Wallace's Corner

A socialist perspective on today's events

The OAS Protest - Lessons to be learned

9 June 2000

The whiffs of pepper spray have cleared, the concrete barriers and fencing has been removed and the riot police disengaged as the city of Windsor, Ontario resumes "normalcy" once again after the convention of foreign ministers known as the Organization of American States.

The OAS meeting drew a lot of attention as city council members looked to it to bring in the big bucks for tourism and making Windsor a "player" in the "major leagues" (in the words of Windsor Mayor Mike Hurst).

The prelude to the event was a media barrage of fear mongering on the part of city politicians that they would not tolerate "another Seattle" with any of those who wished to protest against the OAS (a reference to the rioting against the World Trade Organization last year).

Community groups, students and so-called "affinity groups" decided to make the OAS a target of protest, to expose human rights abuses, issues of poverty, child labour, environmental destruction in OAS member states. These groups, often composed of students, declared they would shut down the OAS proceedings.

The trade union movement agenda was to speak to the weaknesses of the OAS, to talk about the hypocrisy of its political leadership, and to tie the issues of social concern to that of free trade economics.

Nearing the day of planned protest Windsor resembled an armed camp. Concrete barricades were raised. Security checkpoints were maintained, businesses asked to board up store front windows. Plainclothes police walked in clumps down city streets. Others maintained watch on city buildings. Helicopters hovered looking for potential protest. The Canada-U.S. border was under heavy surveillance. RCMP agents showed up on the door of local political activists to query them about their involvement with the protest. Groups were "monitored" with any comment about self-defense against police brutality to be considered as promoting violent confrontation.

On the day of the protest 2,000 police (local, Ontario Provincial Police, and RCMP) gathered in full riot gear, armed with mace, pepper spray and guns. On the other side of the barricades an amalgamation of 3,000 trade unionists, community group activists and students.

During the march around the OAS conference headquarters RCMP indiscriminately pepper sprayed protestors because one small group of protestors tried to erect a banner on fencing. That children, retirees and those in wheelchairs were nearby was no concern to the security forces.

In another instance a group of students peacefully sat down in front of a van carrying OAS participants to the site. The group was quickly surrounded by a phalanx of RCMP. Without warning the group was doused with pepper spray and hauled off in choke holds to be arrested. It was a brutal and needless action on the part of the police.

After five hours the main protest was over.

What was accomplished?

On the positive side, 3,000 people rallied with some very real concerns about what they see around them. They are fed up with empty promises, with lies and distortions and hypocrisy of various capitalist governments.

The demonstrators who believed that the forces of the Canadian state would not attack peaceful protestors had their eyes opened. The preparations on the part of Canadian federal government officials and security forces was not about controlling potential violence, it was about the suppression of dissent. Criticism would not be tolerated.
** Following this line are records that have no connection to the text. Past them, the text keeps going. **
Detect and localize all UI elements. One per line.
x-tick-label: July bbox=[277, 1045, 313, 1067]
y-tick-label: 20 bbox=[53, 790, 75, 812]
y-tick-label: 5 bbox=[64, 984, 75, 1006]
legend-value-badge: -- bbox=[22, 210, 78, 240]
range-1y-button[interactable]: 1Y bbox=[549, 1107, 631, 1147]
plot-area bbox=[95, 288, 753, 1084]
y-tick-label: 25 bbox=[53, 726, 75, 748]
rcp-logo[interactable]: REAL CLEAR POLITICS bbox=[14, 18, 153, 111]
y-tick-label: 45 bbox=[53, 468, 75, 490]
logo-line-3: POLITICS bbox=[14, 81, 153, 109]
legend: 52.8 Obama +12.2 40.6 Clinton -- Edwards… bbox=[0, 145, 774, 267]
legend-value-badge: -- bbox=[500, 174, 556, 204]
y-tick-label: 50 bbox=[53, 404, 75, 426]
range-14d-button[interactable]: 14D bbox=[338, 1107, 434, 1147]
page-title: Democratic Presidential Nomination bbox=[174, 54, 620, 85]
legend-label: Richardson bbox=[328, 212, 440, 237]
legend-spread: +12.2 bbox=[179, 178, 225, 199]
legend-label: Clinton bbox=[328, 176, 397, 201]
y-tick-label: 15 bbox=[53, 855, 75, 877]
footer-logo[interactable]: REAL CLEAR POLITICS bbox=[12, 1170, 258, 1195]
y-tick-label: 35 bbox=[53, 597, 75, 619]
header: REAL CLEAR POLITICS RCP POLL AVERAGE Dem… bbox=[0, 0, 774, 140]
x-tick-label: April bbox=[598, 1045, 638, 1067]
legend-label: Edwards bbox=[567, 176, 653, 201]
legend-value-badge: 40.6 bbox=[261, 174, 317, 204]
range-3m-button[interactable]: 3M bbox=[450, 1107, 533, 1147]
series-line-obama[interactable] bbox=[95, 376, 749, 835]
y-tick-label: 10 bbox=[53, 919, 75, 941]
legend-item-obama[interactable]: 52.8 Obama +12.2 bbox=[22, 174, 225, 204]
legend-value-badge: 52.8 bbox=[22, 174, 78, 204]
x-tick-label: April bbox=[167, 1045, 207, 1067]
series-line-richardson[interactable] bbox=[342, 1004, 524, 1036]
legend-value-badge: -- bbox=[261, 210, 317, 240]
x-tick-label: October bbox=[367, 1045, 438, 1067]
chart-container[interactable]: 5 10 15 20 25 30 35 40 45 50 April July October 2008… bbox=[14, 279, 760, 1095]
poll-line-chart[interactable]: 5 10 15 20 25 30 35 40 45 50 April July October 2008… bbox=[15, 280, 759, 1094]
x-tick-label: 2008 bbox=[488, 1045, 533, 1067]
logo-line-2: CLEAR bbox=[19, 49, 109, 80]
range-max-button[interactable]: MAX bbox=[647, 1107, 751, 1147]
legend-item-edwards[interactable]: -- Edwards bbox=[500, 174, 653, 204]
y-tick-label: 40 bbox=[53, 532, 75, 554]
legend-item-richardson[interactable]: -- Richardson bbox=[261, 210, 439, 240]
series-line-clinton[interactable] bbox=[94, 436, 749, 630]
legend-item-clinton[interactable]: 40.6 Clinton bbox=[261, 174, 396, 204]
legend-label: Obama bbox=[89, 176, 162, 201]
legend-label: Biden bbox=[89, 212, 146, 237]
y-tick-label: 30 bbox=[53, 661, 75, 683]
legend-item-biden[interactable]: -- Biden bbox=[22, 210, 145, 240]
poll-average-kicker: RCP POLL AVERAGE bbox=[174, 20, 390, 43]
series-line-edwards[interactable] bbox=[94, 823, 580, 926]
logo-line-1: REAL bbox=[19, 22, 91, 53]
Student activists did raise the nature of the OAS as a capitalist institution. Despite its boasts that it speaks to social issues, to democracy, the OAS role appeared as the fancy glaze on the capitalist cake that includes the World Trade Organization and the International Monetary Fund.

One could not help but admire the many young activists who were willing to engage in civil disobedience to "make a statement". But herein lies the weakness.

It is not enough to be "anti-capitalist".

The message of many of the protestors was confusing. Some argued that the OAS should thoroughly engage in practising the United Nations Declaration of Human Rights. Others believed in throwing more money into alleviating poverty and called for governments to redistribute wealth. In the end, it meant supporting a kind of "capitalism with a human face". Hardly anti-capitalist.

Because massive educational work was not done with the public the message of those wishing to practice civil disobedience was lost as the focus of political debate became the very act of disobedience, not the reason for it. Furthermore, the danger is that such tactics, unless practiced en masse and with incredible discipline, can be considered elitist putting those working class demonstrators who do not necessarily support such actions at risk from indiscriminate police retaliation.

The OAS is a capitalist-tied institution created by, and for, capitalist states with a capitalist agenda. Disrupting and stopping OAS meetings or even calling to reform the OAS will not stop or reform capitalism, nor will it change the inherent abuses of capitalism because it is a system grounded upon the very exploitation of the working class.

That is why I say to the dissenters, to the protestors, examine Socialism. Help us engage in the very real work of winning over people, to learning and educating them, in battling the lies and hypocrisy in a very real and tangible way. The real battlefront is not in individual acts of civil disobedience but in engaging the minds of the vast majority of the working class. It's in building a real movement for a very real alternative - Socialism.